In case no one else has pointed this out to Victorino Matus, the Rawhide Kid is actually not the first openly gay comic book hero, but the first openly gay title character of a comic book (Blazing Saddles). Marvel's "X-Men" boasted North Star, a gay Canadian mutant super-speedster (and former Olympic gold medalist). He was the first comic book hero written as gay. DC has the Pied Piper (a close platonic friend of the Flash) and another fellow who is a supporting character in the grownup-oriented "Codename: Knockout."

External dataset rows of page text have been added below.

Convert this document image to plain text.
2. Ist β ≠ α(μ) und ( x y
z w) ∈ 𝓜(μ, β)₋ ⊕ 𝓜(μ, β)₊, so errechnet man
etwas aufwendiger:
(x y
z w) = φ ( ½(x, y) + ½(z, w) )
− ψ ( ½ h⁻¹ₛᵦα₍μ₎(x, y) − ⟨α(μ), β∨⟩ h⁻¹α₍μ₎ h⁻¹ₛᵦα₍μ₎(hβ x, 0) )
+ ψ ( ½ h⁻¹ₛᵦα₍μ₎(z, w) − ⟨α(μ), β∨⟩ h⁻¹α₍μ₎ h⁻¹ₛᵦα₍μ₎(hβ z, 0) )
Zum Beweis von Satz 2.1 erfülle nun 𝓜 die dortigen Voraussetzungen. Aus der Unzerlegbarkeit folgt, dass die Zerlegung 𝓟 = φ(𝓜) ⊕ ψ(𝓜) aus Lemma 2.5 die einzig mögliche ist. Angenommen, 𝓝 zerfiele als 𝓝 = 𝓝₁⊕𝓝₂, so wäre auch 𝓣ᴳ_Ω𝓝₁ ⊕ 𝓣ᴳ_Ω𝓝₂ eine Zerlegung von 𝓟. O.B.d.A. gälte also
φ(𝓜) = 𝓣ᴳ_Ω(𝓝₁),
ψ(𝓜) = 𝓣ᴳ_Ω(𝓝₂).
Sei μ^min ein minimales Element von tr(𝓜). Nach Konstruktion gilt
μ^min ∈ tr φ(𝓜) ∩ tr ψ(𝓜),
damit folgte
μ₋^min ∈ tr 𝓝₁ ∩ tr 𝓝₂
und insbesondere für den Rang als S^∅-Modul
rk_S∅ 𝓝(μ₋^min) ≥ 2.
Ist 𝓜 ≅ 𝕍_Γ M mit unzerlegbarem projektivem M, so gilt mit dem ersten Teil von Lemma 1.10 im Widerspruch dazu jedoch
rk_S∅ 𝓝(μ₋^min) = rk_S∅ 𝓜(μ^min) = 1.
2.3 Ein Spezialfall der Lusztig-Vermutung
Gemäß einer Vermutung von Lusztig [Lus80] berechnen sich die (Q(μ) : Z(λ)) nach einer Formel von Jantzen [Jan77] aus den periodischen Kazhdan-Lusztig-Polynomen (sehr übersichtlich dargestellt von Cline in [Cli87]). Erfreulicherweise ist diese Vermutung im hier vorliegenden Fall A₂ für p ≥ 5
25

Regarding the rest of the hoo-ha over the Rawhide Kid's coming-out: As usual the only ones who get upset over positive media representations of gays are those who don't realize that they interact everyday with homosexuals. It's true. At least ten percent of any population in the world is homosexual or bisexual, including the residents of conservative little Bible Belt towns. They may be too frightened of you to tell the truth about their sexual feelings and/or activities, but they're right there next to you, living their own little lives, baby.

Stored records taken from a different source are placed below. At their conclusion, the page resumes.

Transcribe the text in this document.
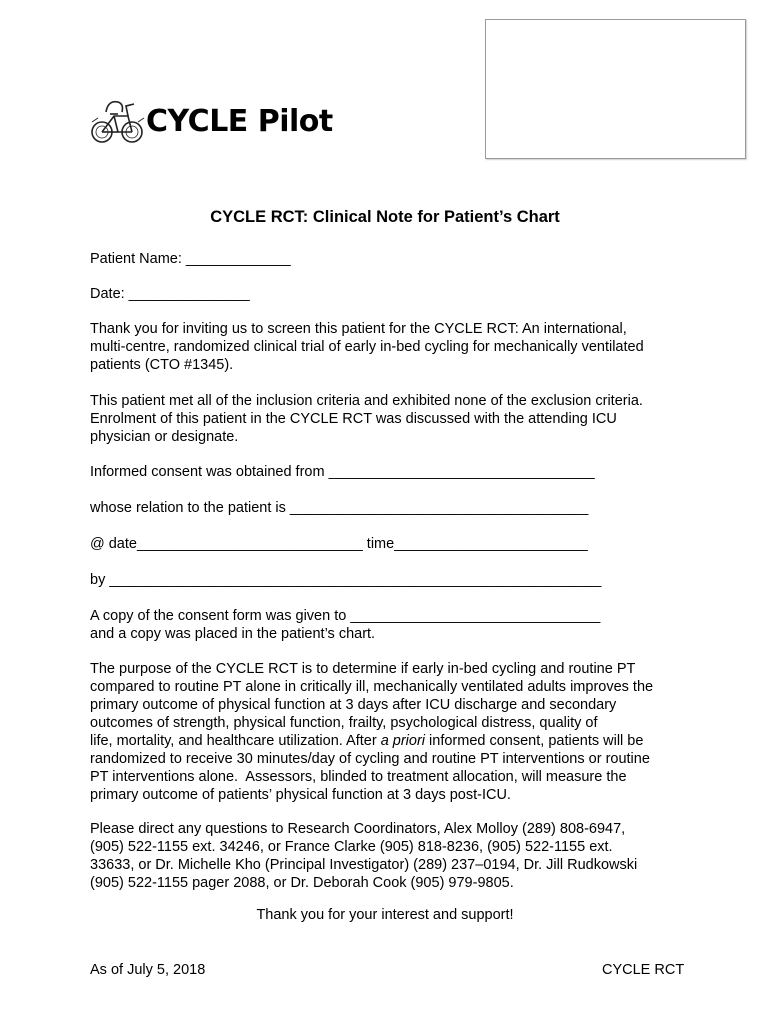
CYCLE Pilot
CYCLE RCT: Clinical Note for Patient’s Chart
Patient Name: _____________
Date: _______________
Thank you for inviting us to screen this patient for the CYCLE RCT: An international,
multi-centre, randomized clinical trial of early in-bed cycling for mechanically ventilated
patients (CTO #1345).
This patient met all of the inclusion criteria and exhibited none of the exclusion criteria.
Enrolment of this patient in the CYCLE RCT was discussed with the attending ICU
physician or designate.
Informed consent was obtained from _________________________________
whose relation to the patient is _____________________________________
@ date____________________________ time________________________
by _____________________________________________________________
A copy of the consent form was given to _______________________________
and a copy was placed in the patient’s chart.
The purpose of the CYCLE RCT is to determine if early in-bed cycling and routine PT
compared to routine PT alone in critically ill, mechanically ventilated adults improves the
primary outcome of physical function at 3 days after ICU discharge and secondary
outcomes of strength, physical function, frailty, psychological distress, quality of
life, mortality, and healthcare utilization. After a priori informed consent, patients will be
randomized to receive 30 minutes/day of cycling and routine PT interventions or routine
PT interventions alone.  Assessors, blinded to treatment allocation, will measure the
primary outcome of patients’ physical function at 3 days post-ICU.
Please direct any questions to Research Coordinators, Alex Molloy (289) 808-6947,
(905) 522-1155 ext. 34246, or France Clarke (905) 818-8236, (905) 522-1155 ext.
33633, or Dr. Michelle Kho (Principal Investigator) (289) 237–0194, Dr. Jill Rudkowski
(905) 522-1155 pager 2088, or Dr. Deborah Cook (905) 979-9805.
Thank you for your interest and support!
As of July 5, 2018	CYCLE RCT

Speaking as a gay former resident and churchgoer from just such a place, it's my opinion that our society benefits immeasurably from the happiness, emotional security, and free expression of its citizens. Ten percent of the population is a LOT of citizens. Why shouldn't we see our own faces looking back at us out of the TV or movie screens, popular magazines or comic books? Are conservatives afraid that we'll begin to believe that our lives and feelings are real and important? Why shouldn't we, and why shouldn't everyone be happy for us? It seems "conservatives" really only want to conserve their own small, mean-spirited view of the world, at the expense of the well-being of everyone else. Well, no. It's that simple: no. We're here, we're queer, get used to it.


--Mark Farr


While it is clear that the Republic is bloated and ineffectual, it doesn't appear that the Empire is any better at keeping order among its citizens (Jonathan V. Last, The Case for the Empire). If the Empire has no effect on the lives of ordinary law-abiding citizens, it is only because it tends to have no effect on much of anyone. Tatooine is a study in anarchy, no matter which regime happens to be in charge. Imperial attempts to thwart smuggling are half-hearted at best. The only evidence of the Empire becoming involved in smuggling operations at all is in the pursuit of the Rebellion. The Empire may say that it wants "order" but it is incapable of delivering it and so it degenerates into mere brute force.

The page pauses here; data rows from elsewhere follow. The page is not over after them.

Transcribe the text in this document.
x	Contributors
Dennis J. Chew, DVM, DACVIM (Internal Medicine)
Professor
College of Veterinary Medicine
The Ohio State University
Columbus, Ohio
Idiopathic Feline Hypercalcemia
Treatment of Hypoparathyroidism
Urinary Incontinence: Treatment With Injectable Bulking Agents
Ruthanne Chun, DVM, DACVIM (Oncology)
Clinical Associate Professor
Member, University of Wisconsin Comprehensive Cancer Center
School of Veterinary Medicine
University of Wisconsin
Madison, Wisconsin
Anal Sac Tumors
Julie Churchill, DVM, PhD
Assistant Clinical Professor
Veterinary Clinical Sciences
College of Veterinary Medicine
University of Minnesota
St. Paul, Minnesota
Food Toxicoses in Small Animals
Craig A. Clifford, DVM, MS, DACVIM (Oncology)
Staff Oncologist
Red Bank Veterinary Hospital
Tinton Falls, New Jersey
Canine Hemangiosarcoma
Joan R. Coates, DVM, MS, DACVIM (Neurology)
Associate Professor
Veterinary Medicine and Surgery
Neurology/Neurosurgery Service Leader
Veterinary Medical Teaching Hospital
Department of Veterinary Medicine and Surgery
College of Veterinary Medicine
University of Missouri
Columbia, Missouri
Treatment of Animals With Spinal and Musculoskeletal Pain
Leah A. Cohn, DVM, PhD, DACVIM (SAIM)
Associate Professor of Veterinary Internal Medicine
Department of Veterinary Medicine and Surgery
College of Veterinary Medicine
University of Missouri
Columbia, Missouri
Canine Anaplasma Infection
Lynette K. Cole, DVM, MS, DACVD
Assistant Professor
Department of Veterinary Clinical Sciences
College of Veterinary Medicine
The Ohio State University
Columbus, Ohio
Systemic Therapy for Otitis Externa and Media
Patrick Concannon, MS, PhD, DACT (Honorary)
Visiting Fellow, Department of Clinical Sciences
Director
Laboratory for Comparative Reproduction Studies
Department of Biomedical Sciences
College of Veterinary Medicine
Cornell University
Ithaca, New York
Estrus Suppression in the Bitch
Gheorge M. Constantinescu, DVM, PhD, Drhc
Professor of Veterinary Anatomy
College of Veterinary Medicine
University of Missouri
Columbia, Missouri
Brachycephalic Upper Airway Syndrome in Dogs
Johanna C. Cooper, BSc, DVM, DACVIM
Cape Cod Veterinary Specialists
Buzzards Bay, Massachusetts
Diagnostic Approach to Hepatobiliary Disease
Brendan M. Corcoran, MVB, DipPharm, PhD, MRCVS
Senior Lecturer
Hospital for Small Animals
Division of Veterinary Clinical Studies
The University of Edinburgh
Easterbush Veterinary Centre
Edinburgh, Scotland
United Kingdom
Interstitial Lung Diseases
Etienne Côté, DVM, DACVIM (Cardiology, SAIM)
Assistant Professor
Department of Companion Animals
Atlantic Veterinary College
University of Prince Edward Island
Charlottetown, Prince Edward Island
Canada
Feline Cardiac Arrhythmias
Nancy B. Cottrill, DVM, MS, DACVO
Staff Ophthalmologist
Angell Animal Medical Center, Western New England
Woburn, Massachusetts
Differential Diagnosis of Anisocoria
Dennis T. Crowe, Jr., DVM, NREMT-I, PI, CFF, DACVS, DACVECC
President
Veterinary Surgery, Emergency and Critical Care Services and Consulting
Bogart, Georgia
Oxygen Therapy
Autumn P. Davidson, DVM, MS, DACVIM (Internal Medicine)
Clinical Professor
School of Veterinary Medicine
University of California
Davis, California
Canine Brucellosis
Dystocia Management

While the Republic may be guilty of overzealously attempting to maintain the unity of the galaxy, it should be pointed out that in this instance the Empire couldn't possibly be much better. The Death Star was built by the Empire to maintain its integrity for the same reasons that the Republic wishes to remain intact.

It should also be instructive that the only person seen to advocate forcefully for maintaining the separatists' membership in the Republic is Palpatine. The Jedi and Senator Amidala seem to take a more laissez-faire approach to the matter. The Senator isn't interested in doing all that much about it, and like the Jedi, seems not to mind that the separatists go off on their merry way.

There is no evidence that the Imperial regime is one that business can be done with. Indeed, there is much evidence to the contrary. Lando Calrissian makes an attempt to do business with the Empire and ends up having to completely shut down his operations. It's interesting that the capitalists of Episode II are composed entirely of aliens. From what we know of the Empire, everyone of any consequence appears to be human. The Rebellion, on the other hand, seems to incorporate many of the alien species that formerly made up the capitalist contingent of Episode II. Perhaps the Rebellion arose from the ashes of the defeated capitalists of the Clone Wars.